近日,小米下一代 Kaldi 團隊(k2-fsa)正式開源 OmniVoice,這是一款支持超過600種語言的超大規模多語言零樣本文本轉語音(TTS)模型,在中英文及多語言基準測試中多項關鍵指標達到 SOTA(State-of-the-Art),為語音合成領域帶來全新突破。
性能指標領先:中文 WER 低至0.84%,多語言超越主流商用模型
在 Seed-TTS 中文測試集上,OmniVoice 的詞錯誤率(WER)僅為0.84%。在多語言 benchmark 上,其相似度(SIM-o)和 WER 指標均超過 ElevenLabs v2和 MiniMax 等知名模型,展現出卓越的語音自然度和清晰度。

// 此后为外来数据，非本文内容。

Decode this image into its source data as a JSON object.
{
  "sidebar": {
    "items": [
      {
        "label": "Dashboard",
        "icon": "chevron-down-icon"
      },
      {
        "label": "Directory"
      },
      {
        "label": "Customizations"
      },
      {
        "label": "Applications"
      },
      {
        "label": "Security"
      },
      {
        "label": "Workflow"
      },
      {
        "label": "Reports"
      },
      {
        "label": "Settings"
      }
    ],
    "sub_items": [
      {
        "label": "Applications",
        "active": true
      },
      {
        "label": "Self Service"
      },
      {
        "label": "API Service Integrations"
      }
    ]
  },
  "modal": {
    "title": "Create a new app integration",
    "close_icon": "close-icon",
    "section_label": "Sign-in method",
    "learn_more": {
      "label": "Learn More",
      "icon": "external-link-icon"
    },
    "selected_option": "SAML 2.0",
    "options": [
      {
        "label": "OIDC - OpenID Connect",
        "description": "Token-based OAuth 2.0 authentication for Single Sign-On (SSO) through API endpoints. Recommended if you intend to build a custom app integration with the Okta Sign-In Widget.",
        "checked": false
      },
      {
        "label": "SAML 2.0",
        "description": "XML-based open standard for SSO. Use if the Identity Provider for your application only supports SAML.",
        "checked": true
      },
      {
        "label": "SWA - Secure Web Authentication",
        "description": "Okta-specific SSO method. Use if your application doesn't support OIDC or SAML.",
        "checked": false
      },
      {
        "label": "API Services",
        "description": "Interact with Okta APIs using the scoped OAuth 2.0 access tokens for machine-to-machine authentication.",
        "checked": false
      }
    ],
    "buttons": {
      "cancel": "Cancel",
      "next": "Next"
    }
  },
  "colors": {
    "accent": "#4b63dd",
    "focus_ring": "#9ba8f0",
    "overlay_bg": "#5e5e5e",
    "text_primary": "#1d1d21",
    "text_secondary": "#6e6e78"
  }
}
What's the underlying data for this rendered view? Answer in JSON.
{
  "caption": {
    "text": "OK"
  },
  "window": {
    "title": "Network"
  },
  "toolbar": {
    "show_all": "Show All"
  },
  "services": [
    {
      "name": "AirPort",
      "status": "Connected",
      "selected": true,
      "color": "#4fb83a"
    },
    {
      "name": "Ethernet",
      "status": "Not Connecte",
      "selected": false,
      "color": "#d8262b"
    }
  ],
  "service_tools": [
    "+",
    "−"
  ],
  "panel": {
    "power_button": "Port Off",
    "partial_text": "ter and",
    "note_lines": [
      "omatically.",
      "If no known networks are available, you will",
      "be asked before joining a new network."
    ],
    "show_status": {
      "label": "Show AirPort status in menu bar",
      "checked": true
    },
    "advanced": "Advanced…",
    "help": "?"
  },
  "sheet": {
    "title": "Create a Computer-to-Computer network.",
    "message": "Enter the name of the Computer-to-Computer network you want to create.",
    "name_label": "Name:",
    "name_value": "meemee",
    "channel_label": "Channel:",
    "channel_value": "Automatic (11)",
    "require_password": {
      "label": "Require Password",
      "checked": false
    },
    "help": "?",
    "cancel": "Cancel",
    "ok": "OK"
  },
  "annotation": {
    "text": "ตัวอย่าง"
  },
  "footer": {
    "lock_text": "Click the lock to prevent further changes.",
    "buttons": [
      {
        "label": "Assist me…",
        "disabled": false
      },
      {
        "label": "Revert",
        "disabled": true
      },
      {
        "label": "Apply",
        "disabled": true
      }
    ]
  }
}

極速推理:RTF 低至0.025,合成速度比實時快40倍
OmniVoice 的實時因子(RTF)低至0.025,意味著合成速度遠超實時需求,效率提升顯著。這使得模型在實際應用中能夠快速生成長文本語音,極大提升用戶體驗。
核心架構創新:擴散語言模型風格的離散非自回歸設計
OmniVoice 采用擴散語言模型風格的離散非自回歸架構,可直接從文本一步生成語音,跳過傳統的中間語義 token 階段。這一設計顯著簡化了流程,同時保證了語音質量。全碼本隨機掩碼策略結合預訓練 LLM 初始化,進一步提升了訓練效率和最終輸出的清晰度與可懂度。
靈活語音克隆與定制:3-10秒參考音頻即可實現
模型支持使用3-10秒的短參考音頻進行高品質零樣本語音克隆。用戶還可以通過自然語言描述自定義聲音屬性,包括性別、年齡、音調、口音、方言等,甚至可以生成耳語風格等特殊效果。
支持非語言符號與精細發音控制
OmniVoice 能夠處理非語言符號,例如[laughter]表示笑聲,還支持通過拼音或音標進行發音糾正,特別適合中文及方言的精準合成。
600+ 語種覆蓋:助力小語種與瀕危語言數字化保護
OmniVoice 的最大亮點在于其廣泛的語言覆蓋范圍,從主流語種到眾多低資源語言均能高效支持。對于小語種和瀕危語言而言,只需少量樣本即可生成高質量語音,這對語言文化的數字化保存和保護具有重要意義。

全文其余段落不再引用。